Did you know that the eye is the only place on the body with an unobstructed view of blood vessels?
More than a fun fact, it can be critical to your health. With regular comprehensive eye exams, eye doctors can detect the early, and often subtle, signs of several high-risk health conditions.

Eye exams spot the signs
With a clear view of your eye, eye doctors can search for early signs of diabetes, hypertension, high cholesterol or serious eye diseases. Telltale hints of these diseases can be subtle early on, and early detection improves chances of a positive outcome.

Opticians have detected:

65% of patients with high cholesterol

30% with Hypertension

20% with Diabetes

Yet 2 out of 3 people don’t know that an eye doctor can detect these chronic health conditions. That’s why it’s important to promote eye exams as a tool for preventing and managing health issues.

Early detection changes outcomes
We’ve some good news – early detection improves the chances of a positive outcome, even with chronic conditions. If a chronic condition is found, eye doctors can refer patients to medical specialists, continue tracking and treating any eye-related issues, and in some cases, perform necessary eye surgery. And by understanding their condition, employees can seek treatment earlier and possibly improve their lives and their medical costs.

84% of people said they would be more likely to make an eye appointment if they knew of the connection between eye health and early detection.


In order to detect any underlying, chronic health conditions, it’s important to know the difference between an eye exam and a vision screening.

What is an eye exam?

A comprehensive eye exam is performed by a licensed optometrist or ophthalmologist with the equipment and training to identify and diagnose potential health problems or diseases. It’s the only way to ensure that any vision problems and other potential health issues may be detected.
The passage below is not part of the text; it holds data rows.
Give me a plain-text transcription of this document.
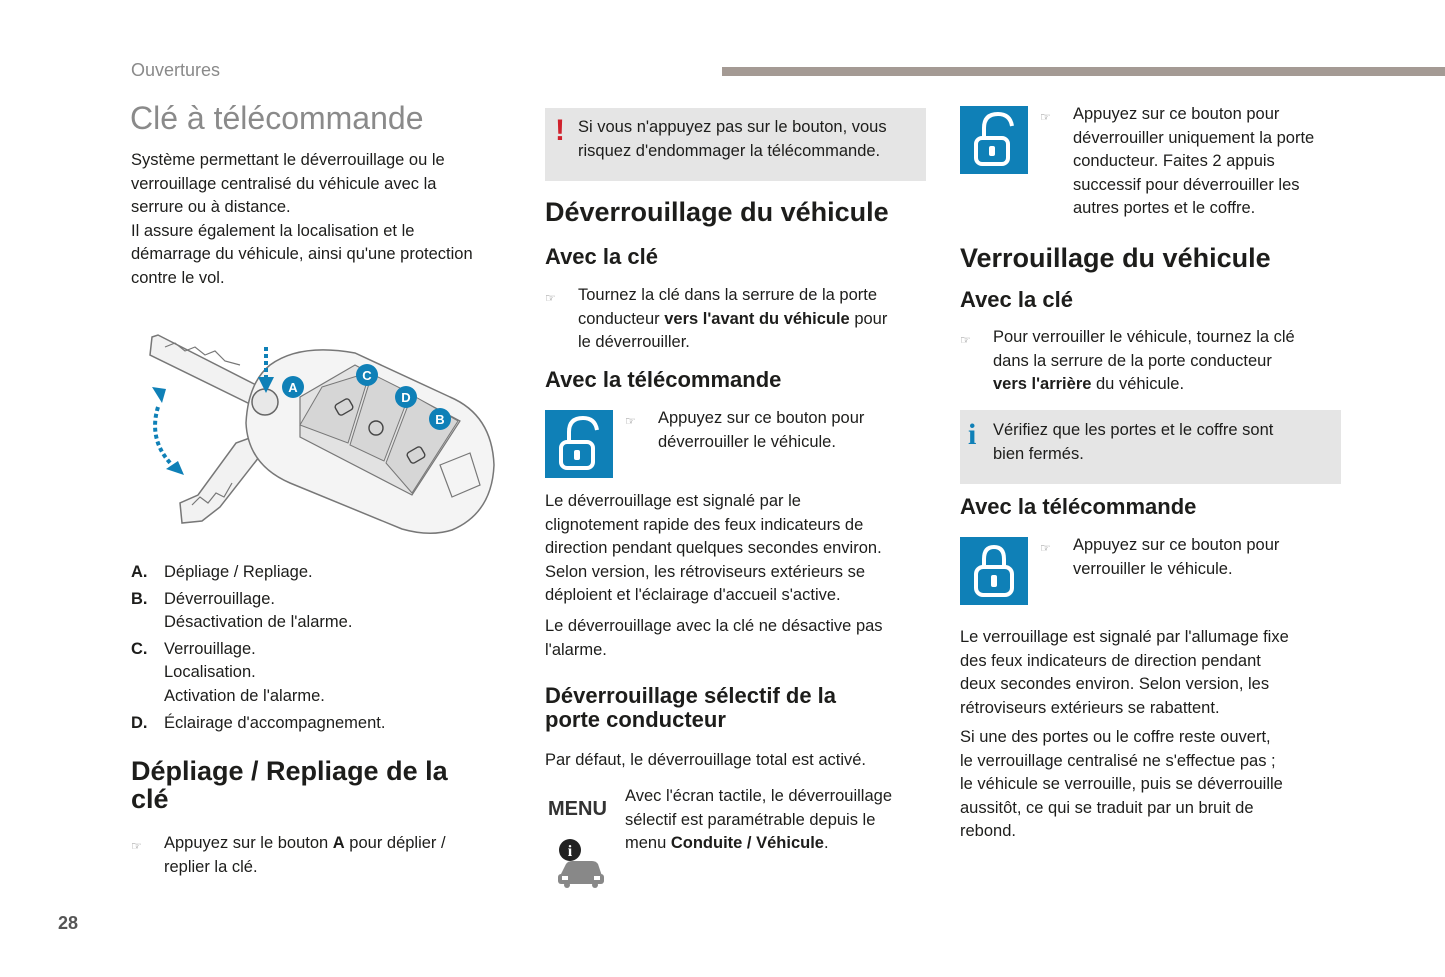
Ouvertures
Clé à télécommande
Système permettant le déverrouillage ou le
verrouillage centralisé du véhicule avec la
serrure ou à distance.
Il assure également la localisation et le
démarrage du véhicule, ainsi qu'une protection
contre le vol.
A
C
D
B
A.	Dépliage / Repliage.
B.	Déverrouillage.
Désactivation de l'alarme.
C.	Verrouillage.
Localisation.
Activation de l'alarme.
D.	Éclairage d'accompagnement.
Dépliage / Repliage de la clé
☞	Appuyez sur le bouton A pour déplier /
replier la clé.
! Si vous n'appuyez pas sur le bouton, vous
risquez d'endommager la télécommande.
Déverrouillage du véhicule
Avec la clé
☞	Tournez la clé dans la serrure de la porte
conducteur vers l'avant du véhicule pour
le déverrouiller.
Avec la télécommande
☞	Appuyez sur ce bouton pour
déverrouiller le véhicule.
Le déverrouillage est signalé par le
clignotement rapide des feux indicateurs de
direction pendant quelques secondes environ.
Selon version, les rétroviseurs extérieurs se
déploient et l'éclairage d'accueil s'active.
Le déverrouillage avec la clé ne désactive pas
l'alarme.
Déverrouillage sélectif de la
porte conducteur
Par défaut, le déverrouillage total est activé.
MENU
i
Avec l'écran tactile, le déverrouillage
sélectif est paramétrable depuis le
menu Conduite / Véhicule.
☞	Appuyez sur ce bouton pour
déverrouiller uniquement la porte
conducteur. Faites 2 appuis
successif pour déverrouiller les
autres portes et le coffre.
Verrouillage du véhicule
Avec la clé
☞	Pour verrouiller le véhicule, tournez la clé
dans la serrure de la porte conducteur
vers l'arrière du véhicule.
i Vérifiez que les portes et le coffre sont
bien fermés.
Avec la télécommande
☞	Appuyez sur ce bouton pour
verrouiller le véhicule.
Le verrouillage est signalé par l'allumage fixe
des feux indicateurs de direction pendant
deux secondes environ. Selon version, les
rétroviseurs extérieurs se rabattent.
Si une des portes ou le coffre reste ouvert,
le verrouillage centralisé ne s'effectue pas ;
le véhicule se verrouille, puis se déverrouille
aussitôt, ce qui se traduit par un bruit de
rebond.
28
How is an eye exam different from a vision screening?

A vision screening is like what employees might get at the DMV or health fair, or children might get at school. A screening is a simple test for acuity, distance vision and possibly eye coordination. But it can’t diagnose what’s going on and can be unreliable. Most of all, a screening can’t be relied on to detect health issues.

As preventive care, an annual eye exam is just as important as a physical or dental checkup. And sometimes it’s the only way to uncover serious diseases that may not show any early symptoms. That’s why we encourage everyone to get annual exams and why we strive to remove any obstacles getting in the way.